The monthly export report released this week by the Federation of the Swiss Watch Industry painted a seemingly grim picture when it comes to Chinese consumers. Total exports dropped 9.3 percent, falling to the lowest rate they’ve been since November 2009. These global results were made worse by especially poor numbers in the Greater China region, with a 29 percent drop in exports to Hong Kong and a 40 percent drop for mainland China.
But that doesn’t mean Chinese consumers have stopped buying watches altogether. On the contrary, they’re just becoming far more aware of price, and avoid high China tariffs by buying abroad and opting for more mid-range models. This week's Swiss export numbers showed 53 percent growth for France, and an analyst at Bank Vontobel AG in Zurich told Bloomberg that “Chinese tourists traveled to Europe to buy more Swiss watches, so it shows the strength of tourism in Europe.”
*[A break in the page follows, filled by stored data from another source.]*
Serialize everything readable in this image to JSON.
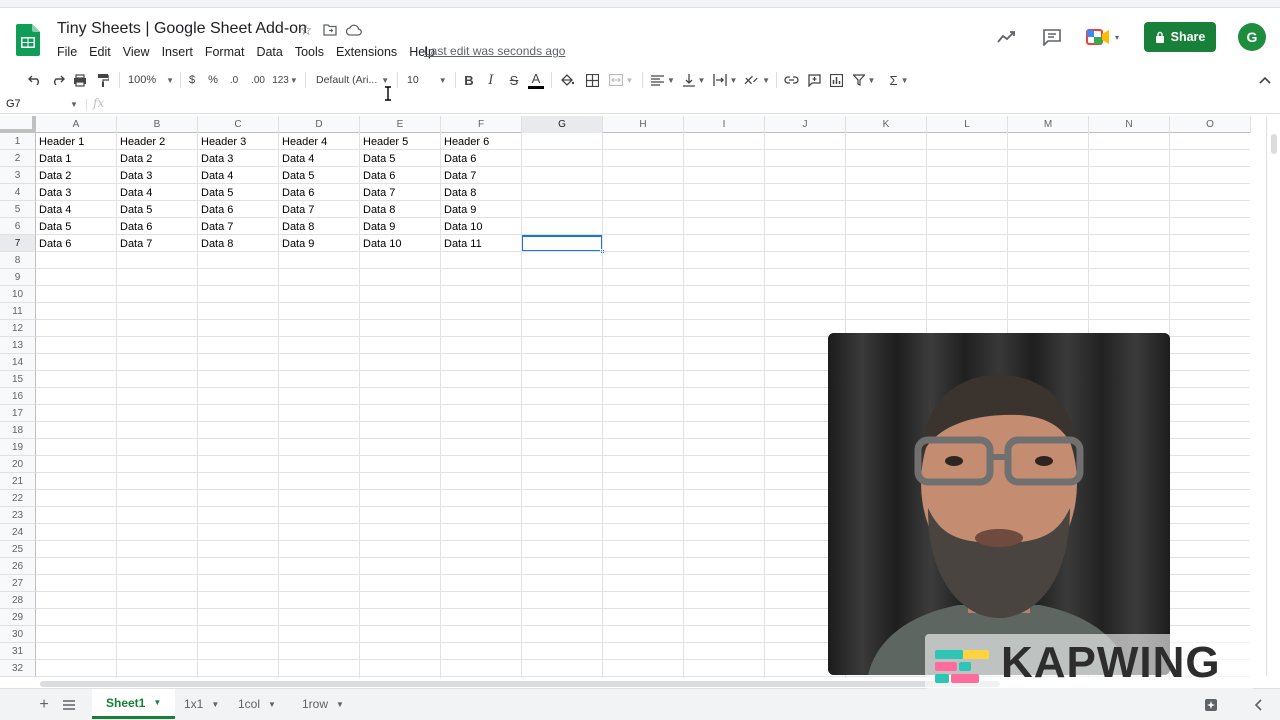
{
  "app": {
    "title": "Tiny Sheets | Google Sheet Add-on",
    "last_edit": "Last edit was seconds ago",
    "share_label": "Share",
    "avatar_initial": "G",
    "brand_color": "#188038"
  },
  "menu": [
    "File",
    "Edit",
    "View",
    "Insert",
    "Format",
    "Data",
    "Tools",
    "Extensions",
    "Help"
  ],
  "toolbar": {
    "zoom": "100%",
    "currency": "$",
    "percent": "%",
    "decrease_decimal": ".0",
    "increase_decimal": ".00",
    "more_formats": "123",
    "font": "Default (Ari...",
    "font_size": "10",
    "bold": "B",
    "italic": "I",
    "strike": "S",
    "text_color": "A",
    "sum": "Σ"
  },
  "formula_bar": {
    "name_box": "G7",
    "fx": "fx",
    "value": ""
  },
  "columns": [
    "A",
    "B",
    "C",
    "D",
    "E",
    "F",
    "G",
    "H",
    "I",
    "J",
    "K",
    "L",
    "M",
    "N",
    "O"
  ],
  "selected_column": "G",
  "rows": [
    "1",
    "2",
    "3",
    "4",
    "5",
    "6",
    "7",
    "8",
    "9",
    "10",
    "11",
    "12",
    "13",
    "14",
    "15",
    "16",
    "17",
    "18",
    "19",
    "20",
    "21",
    "22",
    "23",
    "24",
    "25",
    "26",
    "27",
    "28",
    "29",
    "30",
    "31",
    "32"
  ],
  "selected_row": "7",
  "cells": [
    [
      "Header 1",
      "Header 2",
      "Header 3",
      "Header 4",
      "Header 5",
      "Header 6"
    ],
    [
      "Data 1",
      "Data 2",
      "Data 3",
      "Data 4",
      "Data 5",
      "Data 6"
    ],
    [
      "Data 2",
      "Data 3",
      "Data 4",
      "Data 5",
      "Data 6",
      "Data 7"
    ],
    [
      "Data 3",
      "Data 4",
      "Data 5",
      "Data 6",
      "Data 7",
      "Data 8"
    ],
    [
      "Data 4",
      "Data 5",
      "Data 6",
      "Data 7",
      "Data 8",
      "Data 9"
    ],
    [
      "Data 5",
      "Data 6",
      "Data 7",
      "Data 8",
      "Data 9",
      "Data 10"
    ],
    [
      "Data 6",
      "Data 7",
      "Data 8",
      "Data 9",
      "Data 10",
      "Data 11"
    ]
  ],
  "sheets": [
    {
      "name": "Sheet1",
      "active": true
    },
    {
      "name": "1x1",
      "active": false
    },
    {
      "name": "1col",
      "active": false
    },
    {
      "name": "1row",
      "active": false
    }
  ],
  "watermark": "KAPWING"
}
Meanwhile, the timepieces that Chinese consumers have been buying have trended towards the less expensive since 2012—the onset of Xi Jinping's anti-corruption campaign—when sales of top-end watches for official “gifting” purposes dried up. Over the past few years, the Swatch Group has steadily introduced more affordable models to its lineup in order to boost sales among middle-class Chinese shoppers. As a result, the conglomerate predicted in July that its sales in China in the second half of the year would increase. In addition, in a nod to the changing demands of Chinese watch-buyers (and to compete with the Apple Watch), brands have introduced high-end smartwatch features such as mobile payments.
In addition to a stubbornly challenging market environment, Swiss watch brands have also grappled with currency fluctuations in China. After seeing dampened earnings thanks to a surge in the franc, China’s yuan devaluation could now threaten to crimp sales in Europe among price-conscious Chinese tourists. As the market grows increasingly diverse and complicated, it’s vitally important for watchmakers to understand their Chinese consumers, including where they’re shopping and what’s influencing their purchase decisions. Otherwise, it'll be continued tough times ahead.